Thai Red Curry Noodles
Ingredients
Crispy baked tofu
- 1 14-oz block tofu
- 1 tbsp cornstarch
- 1 tbsp olive oil
- 1 tbsp tamari
Curry
- 8 oz rice noodles
- 1 tbsp coconut oil
- 2 small shallots, chopped finely
- 5 cloves garlic, minced
- 2 tbsp minced ginger
- 3 tbsp Thai red curry paste
- half a sliced red bell pepper + 2-3 cups assorted vegetables (I used broccoli florets, fresh bean sprouts, and carrots)
- 1 14 oz can full-fat coconut milk
- 1/2 cup water, plus more if needed
- 3 tbsp tamari
- 1 tsp ground turmeric
- 2 tbsp coconut sugar
- 1/2 tsp salt, plus more to taste
- 2 tbsp lime juice
Garnish
- chopped cilantro
- fresh basil
- green onions
Preparation
Preheat oven to 425F.
Press tofu to remove excess water
Cut tofu into 3/4 inch cubes and toss with soy sauce, olive oil, and cornstarch to coat.

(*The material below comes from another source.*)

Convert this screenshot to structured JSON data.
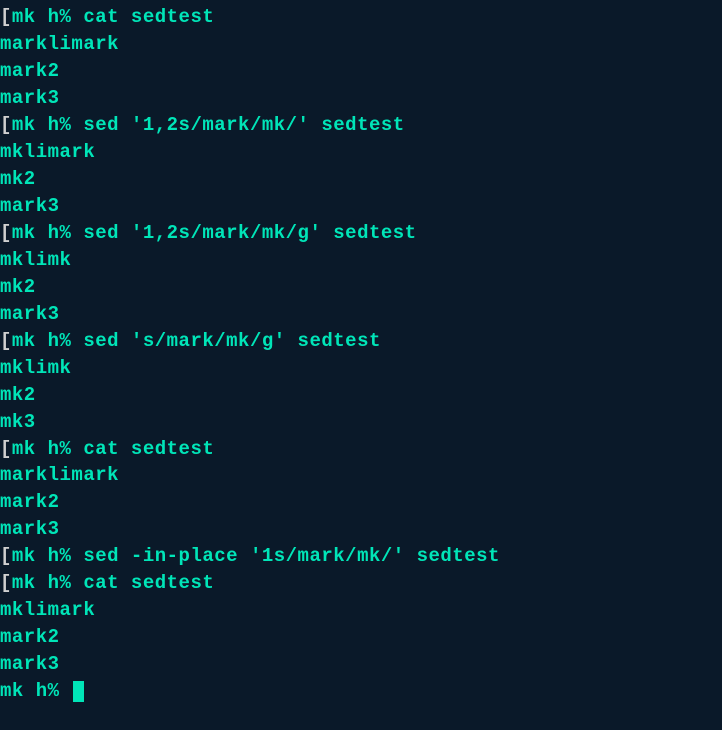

Spread cubes evenly on a piece of parchment paper and bake for 25-30 minutes, until golden brown and crispy.
In the meantime, place dried rice noodles in a bowl of warm water to soak until pliable (skip if using fresh rice noodles).
In a large saucepan, heat coconut oil over medium heat, then sauté shallot, ginger, and garlic until fragrant and softened, about 2-3 minutes.
Add curry paste and cook for one minute, then stir in bell pepper and rest of vegetables, stirring for 1-2 minutes until softened.
Add coconut milk, water, tamari, turmeric, sugar, salt, and the prepared rice noodles, and simmer until noodles are tender but still have a chewy bite, about 4 minutes.
Stir in the lime juice.
Taste and adjust seasonings as needed.
Top with tofu cubes, cilantro, basil, and chopped green onions, and serve. Enjoy!